An idea sort of hit me while I was thinking about the discussion in this thread. What if there’s a special C define that changes the behavior of translate-c such that it’d embed meta information into the function name? Say we have the follow in a header file:
void foo(const char* bytes, size_t bytes_len);
If we import the header in this manner:
const c = @cImport({
@cDefine("__ZIG_NAME_MANGLING", {});
@cInclude("foo.h");
});
Then translate-c would give us something like this:
export const @"foo:\"void\" bytes:\"const char*\" bytes_len:\"size_t\"" = @extern(
fn (?[*] const u8, bytes_len: usize) callconv(.c) void,
.{ .name = "foo" },
});
That would gives us the missing information at comptime required for automated function transform. If we have the names of the types and the names of the arguments then we can establish naming conventions that we can reliable act upon.
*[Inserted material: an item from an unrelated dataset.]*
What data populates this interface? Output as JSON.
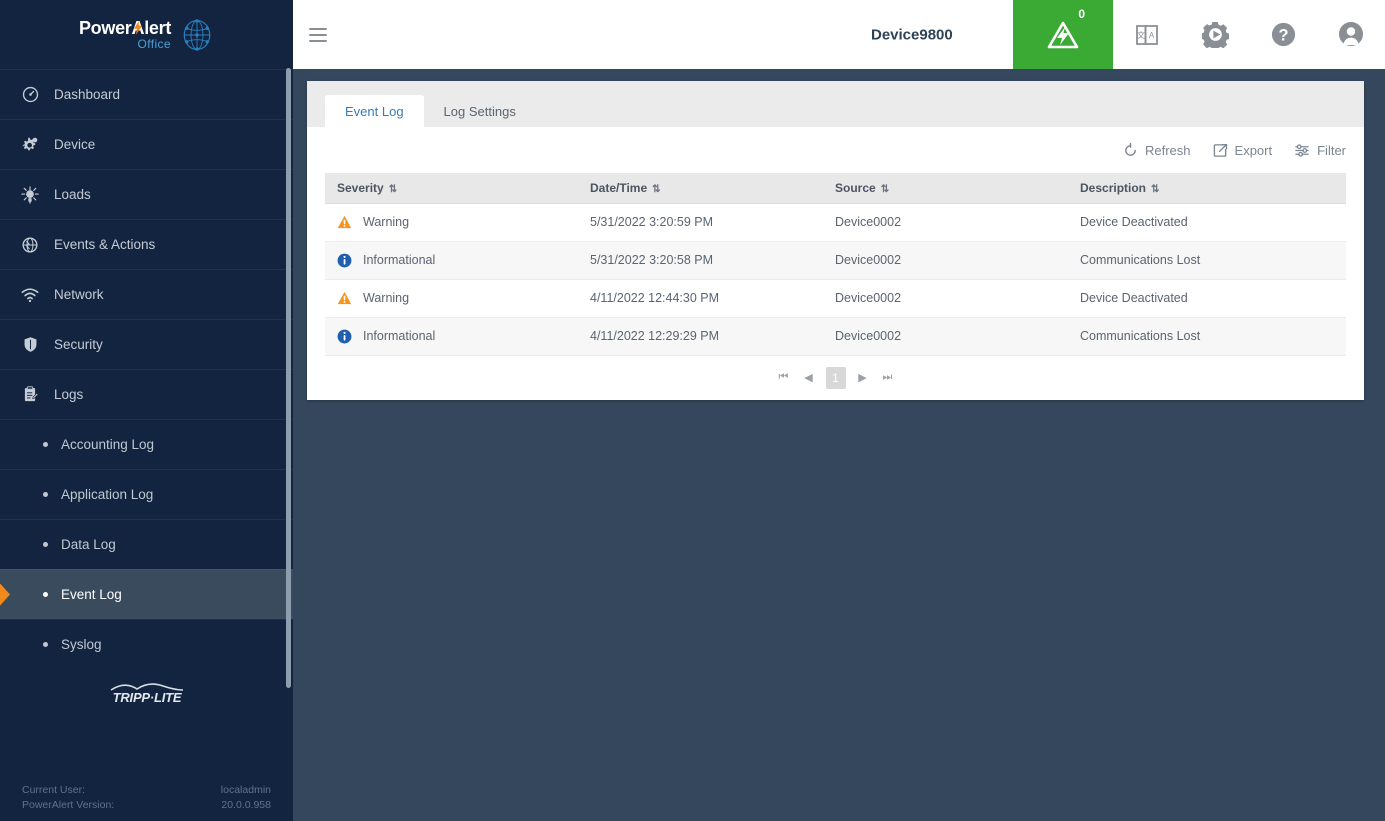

For instance, if a size_t argument ends in “[name]_len” and the preceding argument is “[name]”, then these two arguments should be merged into a slice. Or if a pointer type’s name ends in “_maybe”, then it should be handled as an optional.
This is similar to C++ name-mangling, except that we wouldn’t be mangling the actual names as they exist in the .so
file. The metadata would come from the header file.
I think this can open up a lot of possibilities all without any change to the language itself. All we’re doing is making translate-c behave differently when a special constant is defined.